Боже. Это всё моя вина, потому что я не могу рассказать. Не могу просто объяснить и делаю всё только хуже. Я опять всё порчу. Бесит. Бешусь из-за этого так, как не злилась никогда раньше, понимая, что сама виновата. Дура конченная. Я же могу просто рассказать. Просто открыть рот и рассказать, но молчу, будто мне рот склеили, — губы разлепить не в силах. А Юля принимает как данность. Еще и серию сейчас смотреть будем. Боже. Какой пиздец меня настиг. Ничего не остаётся безнаказанным. Ничего. Вот и я расплачиваюсь за неведомые мне пригрешения.
— Иди сюда, — зовёт меня, хоть я сижу к ней спиной. Зовёт, наплевав на всё.
Люблю её сильно. Моя семья. Единственный человек, который, несмотря на всякую хуйню, всё еще со мной рядом находится, не собираясь убегать. Я за это ей благодарна. Благодарна, что не уходит и терпит все мои закидоны. Святой, блять, человек.

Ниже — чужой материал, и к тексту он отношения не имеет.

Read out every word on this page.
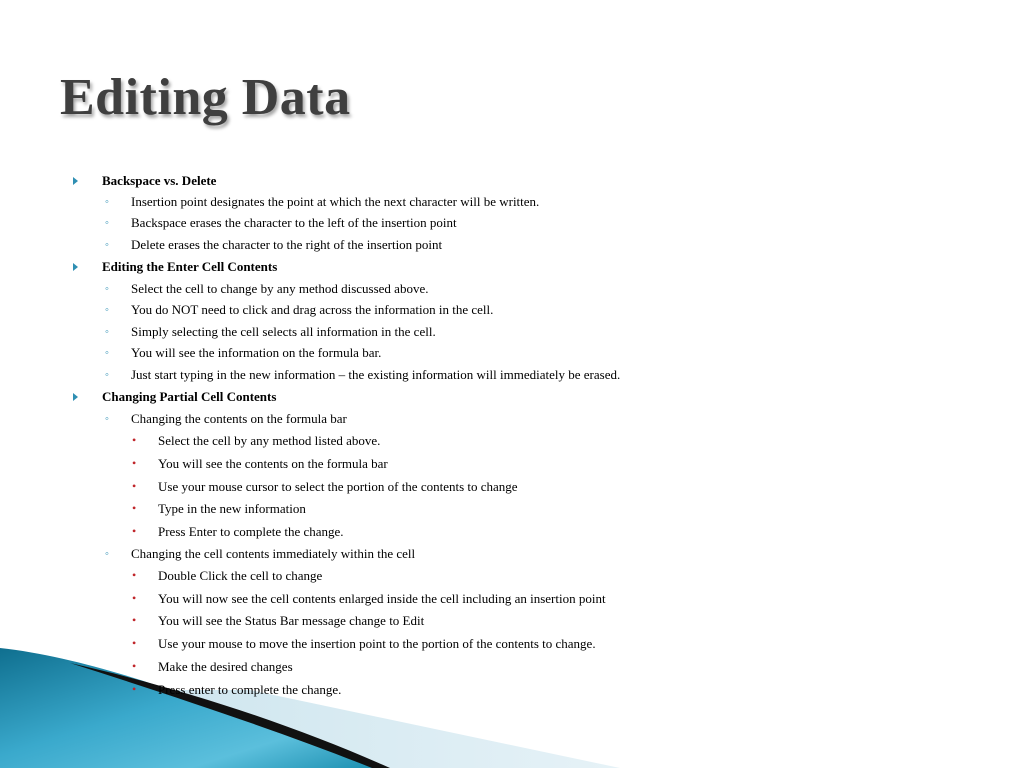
Editing Data
Backspace vs. Delete
◦ Insertion point designates the point at which the next character will be written.
◦ Backspace erases the character to the left of the insertion point
◦ Delete erases the character to the right of the insertion point
Editing the Enter Cell Contents
◦ Select the cell to change by any method discussed above.
◦ You do NOT need to click and drag across the information in the cell.
◦ Simply selecting the cell selects all information in the cell.
◦ You will see the information on the formula bar.
◦ Just start typing in the new information – the existing information will immediately be erased.
Changing Partial Cell Contents
◦ Changing the contents on the formula bar
• Select the cell by any method listed above.
• You will see the contents on the formula bar
• Use your mouse cursor to select the portion of the contents to change
• Type in the new information
• Press Enter to complete the change.
◦ Changing the cell contents immediately within the cell
• Double Click the cell to change
• You will now see the cell contents enlarged inside the cell including an insertion point
• You will see the Status Bar message change to Edit
• Use your mouse to move the insertion point to the portion of the contents to change.
• Make the desired changes
• Press enter to complete the change.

Как странно, что с Кирой они полные противоположности. Вот правда. Совсем разные, как инь-янь. Как черное и белое. Как два неподходящих друг другу пазла одной картинки. Как ебучие Капулетти и Монтекки. Как Дьявол и Бог. Как ангелы и демоны. Но обе почему-то понимают меня лучше всех. Они так похожи в своей разности, что слов не хватает. Люблю Кирюху и многое могу ей доверить, но сейчас нужно как-то с Юлькой поговорить и рассказать всё то, что было.
Сажусь рядом с ней, обнимая за талию. Нужно просто найти нужное время. Просто нужно вытерпеть эту пытку наблюдения за собой в течении четырех часов, где творится дичь на экране. Я хорошо помню, что тогда творилось, и это пиздец, если честно. Огромный такой. Жирный.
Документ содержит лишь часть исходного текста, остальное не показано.